I MARTELLIANI di Paolo Ferrari
La SATIRA e PARINI—Commedia.
. . . . . . . . . . . . . . La Satira cos'è
E' un istinto invincibile ch'ogni coscienza invade
D'aborrimento ai guasti usi d'inferma etade,
Se questo istinto è in alma cui la virtù non frena,
Che affetta essa pur sia dalla comun cancrena,
Ecco la turpe satira, verme vil che si pasce
D'altri vermi, e dilata la cancrena ond'ei nasce:
Se invece è in alma nobile, ecco allora l'urbana
Satira, eroico caustico, che abbrucia ma risana
Quello d'invidia e d'ozio nacque, prole bastarda,
Quanto l'ozio e l'invidia neghittosa e codarda:
Questa operosa e ardita in lealtà somiglia
La virtude e lo studio, ond'ella è ingenua figlia;
Come i bastardi quella nome non porta, e come
D'un delatore il figlio, nasconde il proprio nome;
Secura e altera questa; sprezza le insidie e l'onte,
Chè d'un padre onorato mostrar può il nome in fronte;
L'una è sempre l'infido pugnal del traditore,
Cade, e del suo padrone divien l'accusatore;
L'altra è spada impugnata in legittima gara,
Che altrui porta i suoi colpi e i colpi altrui ripara:
Quella nessun corregge, perchè offende sol uno;
Questa ammaestra tutti perchè non guarda alcuno:
Là fu tema il vizioso, qui la virtude è il tema;
Là morirà un libello, qui resterà un poema!
PARTE TERZA
CAPITOLO XI.
Muore malamente eziandio il nostro buon amico Balena.
Sventurato, siccome molti altri in questo mondaccio, e senza gravi colpe, fatta astrazione della sua lingua mordace, talora equanime e talora piacevole.
Figuratevi che a sessantatre anni (non è poi un secolo) e provvisto di ben di Dio, ha dovuto soccombere in fretta, per causa unica del suo ventre troppo conico. Egli fece una solenne ribaltata, nell'andare ad un vicino pranzo di sposi, suoi parenti…. N'ebbe contuse orribilmente le interiora per aver battuto il suo globo contro una colonnetta di granito, detta paracarro, sulla strada provinciale che mena ad una vicina nota città. Ne conseguì la subitanea commozione intestinale, con effetto di incoercibile dissenteria, le quali lo tradussero in ventiquattro ore alla cassa da morto. Peccato, giacchè egli era stato un eccellente compagnone, ed aveva anche del cuore in proporzione. Tutto il paese ne fu dolente, compresi gli osti e la sua Perpetua, essendo esso impenitente celibatario.

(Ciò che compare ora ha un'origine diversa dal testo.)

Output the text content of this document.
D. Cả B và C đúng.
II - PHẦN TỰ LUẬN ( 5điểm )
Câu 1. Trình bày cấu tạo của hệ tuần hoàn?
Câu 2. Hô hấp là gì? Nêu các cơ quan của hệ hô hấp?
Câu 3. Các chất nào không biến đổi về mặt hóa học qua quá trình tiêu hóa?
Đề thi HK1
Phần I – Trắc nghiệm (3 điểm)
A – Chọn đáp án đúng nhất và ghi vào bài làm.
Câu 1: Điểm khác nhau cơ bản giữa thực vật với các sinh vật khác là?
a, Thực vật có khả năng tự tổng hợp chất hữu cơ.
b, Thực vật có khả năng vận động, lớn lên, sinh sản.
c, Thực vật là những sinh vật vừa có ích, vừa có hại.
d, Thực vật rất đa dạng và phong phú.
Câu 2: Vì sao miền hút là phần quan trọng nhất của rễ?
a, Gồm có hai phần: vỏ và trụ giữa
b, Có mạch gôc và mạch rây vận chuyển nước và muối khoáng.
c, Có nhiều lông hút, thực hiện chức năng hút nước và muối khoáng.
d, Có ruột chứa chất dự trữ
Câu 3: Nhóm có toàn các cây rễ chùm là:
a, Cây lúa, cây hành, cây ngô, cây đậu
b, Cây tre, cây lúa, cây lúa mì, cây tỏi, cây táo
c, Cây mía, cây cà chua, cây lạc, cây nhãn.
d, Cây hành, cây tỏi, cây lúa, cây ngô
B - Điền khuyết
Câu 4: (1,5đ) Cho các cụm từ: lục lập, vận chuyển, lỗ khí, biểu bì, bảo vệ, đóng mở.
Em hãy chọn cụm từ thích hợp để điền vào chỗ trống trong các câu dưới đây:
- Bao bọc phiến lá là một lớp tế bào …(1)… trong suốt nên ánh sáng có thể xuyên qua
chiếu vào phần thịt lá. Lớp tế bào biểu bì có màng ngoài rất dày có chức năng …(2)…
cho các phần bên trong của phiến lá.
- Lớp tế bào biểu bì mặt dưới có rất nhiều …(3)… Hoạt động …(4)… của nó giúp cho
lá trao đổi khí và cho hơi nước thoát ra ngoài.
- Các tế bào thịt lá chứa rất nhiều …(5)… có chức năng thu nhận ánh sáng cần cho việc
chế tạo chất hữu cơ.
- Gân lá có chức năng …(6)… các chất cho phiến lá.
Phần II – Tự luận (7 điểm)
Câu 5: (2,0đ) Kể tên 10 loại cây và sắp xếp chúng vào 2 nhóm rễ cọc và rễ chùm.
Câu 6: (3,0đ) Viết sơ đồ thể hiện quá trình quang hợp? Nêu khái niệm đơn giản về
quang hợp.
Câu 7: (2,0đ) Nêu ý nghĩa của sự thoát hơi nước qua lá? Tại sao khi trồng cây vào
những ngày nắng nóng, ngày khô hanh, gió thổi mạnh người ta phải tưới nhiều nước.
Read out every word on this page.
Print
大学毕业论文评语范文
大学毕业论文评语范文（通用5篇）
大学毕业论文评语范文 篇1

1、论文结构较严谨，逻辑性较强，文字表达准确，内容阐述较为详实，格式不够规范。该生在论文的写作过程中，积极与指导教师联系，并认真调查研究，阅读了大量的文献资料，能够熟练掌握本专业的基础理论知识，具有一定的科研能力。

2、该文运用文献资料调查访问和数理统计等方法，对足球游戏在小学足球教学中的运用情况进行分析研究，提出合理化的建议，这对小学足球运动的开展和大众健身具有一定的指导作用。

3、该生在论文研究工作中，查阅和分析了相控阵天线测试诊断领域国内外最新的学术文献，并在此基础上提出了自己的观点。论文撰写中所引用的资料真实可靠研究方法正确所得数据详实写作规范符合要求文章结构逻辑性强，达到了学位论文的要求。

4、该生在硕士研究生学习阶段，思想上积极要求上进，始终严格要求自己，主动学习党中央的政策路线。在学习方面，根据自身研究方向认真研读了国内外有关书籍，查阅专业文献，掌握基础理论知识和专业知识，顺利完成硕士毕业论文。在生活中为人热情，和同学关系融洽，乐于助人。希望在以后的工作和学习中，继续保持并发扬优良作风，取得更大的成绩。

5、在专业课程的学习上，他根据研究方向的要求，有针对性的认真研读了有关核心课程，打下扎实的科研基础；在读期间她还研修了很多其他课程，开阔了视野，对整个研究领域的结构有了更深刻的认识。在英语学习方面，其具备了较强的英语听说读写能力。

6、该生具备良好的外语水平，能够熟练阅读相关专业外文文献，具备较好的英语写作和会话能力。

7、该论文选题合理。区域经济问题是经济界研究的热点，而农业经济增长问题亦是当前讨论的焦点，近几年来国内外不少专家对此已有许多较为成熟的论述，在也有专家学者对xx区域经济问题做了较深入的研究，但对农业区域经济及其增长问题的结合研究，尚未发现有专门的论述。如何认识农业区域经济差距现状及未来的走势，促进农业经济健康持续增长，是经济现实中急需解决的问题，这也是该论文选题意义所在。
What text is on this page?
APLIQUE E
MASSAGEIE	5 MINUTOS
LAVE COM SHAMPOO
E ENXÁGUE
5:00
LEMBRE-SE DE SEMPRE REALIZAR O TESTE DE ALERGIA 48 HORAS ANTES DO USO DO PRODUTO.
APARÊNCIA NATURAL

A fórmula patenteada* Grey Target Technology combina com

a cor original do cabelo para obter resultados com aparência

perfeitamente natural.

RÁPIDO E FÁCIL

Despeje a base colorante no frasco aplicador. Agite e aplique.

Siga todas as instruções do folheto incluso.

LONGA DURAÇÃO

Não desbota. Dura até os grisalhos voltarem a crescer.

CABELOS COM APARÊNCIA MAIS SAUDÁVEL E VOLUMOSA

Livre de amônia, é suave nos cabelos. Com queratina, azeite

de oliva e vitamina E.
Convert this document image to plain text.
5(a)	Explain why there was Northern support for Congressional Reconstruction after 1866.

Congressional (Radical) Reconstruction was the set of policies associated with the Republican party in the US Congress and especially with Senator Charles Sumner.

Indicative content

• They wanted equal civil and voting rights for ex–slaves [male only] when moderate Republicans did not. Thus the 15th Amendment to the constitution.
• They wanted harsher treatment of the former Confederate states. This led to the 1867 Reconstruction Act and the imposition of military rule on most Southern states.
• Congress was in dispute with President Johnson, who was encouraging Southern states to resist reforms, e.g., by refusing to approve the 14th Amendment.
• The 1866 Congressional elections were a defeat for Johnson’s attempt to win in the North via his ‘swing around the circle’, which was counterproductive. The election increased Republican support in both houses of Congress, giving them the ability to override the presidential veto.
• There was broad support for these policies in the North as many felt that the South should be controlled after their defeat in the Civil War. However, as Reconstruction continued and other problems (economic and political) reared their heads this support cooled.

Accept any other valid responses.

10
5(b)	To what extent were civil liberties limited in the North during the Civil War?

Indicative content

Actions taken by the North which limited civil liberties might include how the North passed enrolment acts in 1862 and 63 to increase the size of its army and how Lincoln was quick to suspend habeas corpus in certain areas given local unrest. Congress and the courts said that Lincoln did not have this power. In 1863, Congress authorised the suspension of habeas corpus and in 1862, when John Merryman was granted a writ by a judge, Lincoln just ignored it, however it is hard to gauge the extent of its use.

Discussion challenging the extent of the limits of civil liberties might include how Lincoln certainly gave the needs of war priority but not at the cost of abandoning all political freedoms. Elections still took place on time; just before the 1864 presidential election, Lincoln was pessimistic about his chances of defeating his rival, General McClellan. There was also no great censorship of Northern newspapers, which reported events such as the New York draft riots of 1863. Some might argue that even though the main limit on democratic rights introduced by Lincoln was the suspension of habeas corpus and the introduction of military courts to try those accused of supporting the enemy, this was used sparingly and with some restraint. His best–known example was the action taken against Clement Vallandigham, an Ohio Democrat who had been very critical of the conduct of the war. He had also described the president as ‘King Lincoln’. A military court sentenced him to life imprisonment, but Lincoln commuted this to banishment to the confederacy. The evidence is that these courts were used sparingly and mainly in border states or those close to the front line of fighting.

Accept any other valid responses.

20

E per quanto riflette a' suoi fidanzati nipotini, dessi hanno dovuto rinviare la cerimonia nuziale tanto agognata, a tre giorni dopo causa il lutto. Il sabbato andarono al funerale dell'amato zio, ed alla sera del martedì salivano in treno per il viaggio di nozze, ricordando tuttavia le di lui buone qualità!!! Ma la matura sua governante poi, ne rimase assolutamente inconsolata, perchè un caro padrone simile, diceva piangendo, ce ne vorrà del tempo, prima di trovarne un altro, fosse pure senza pancia.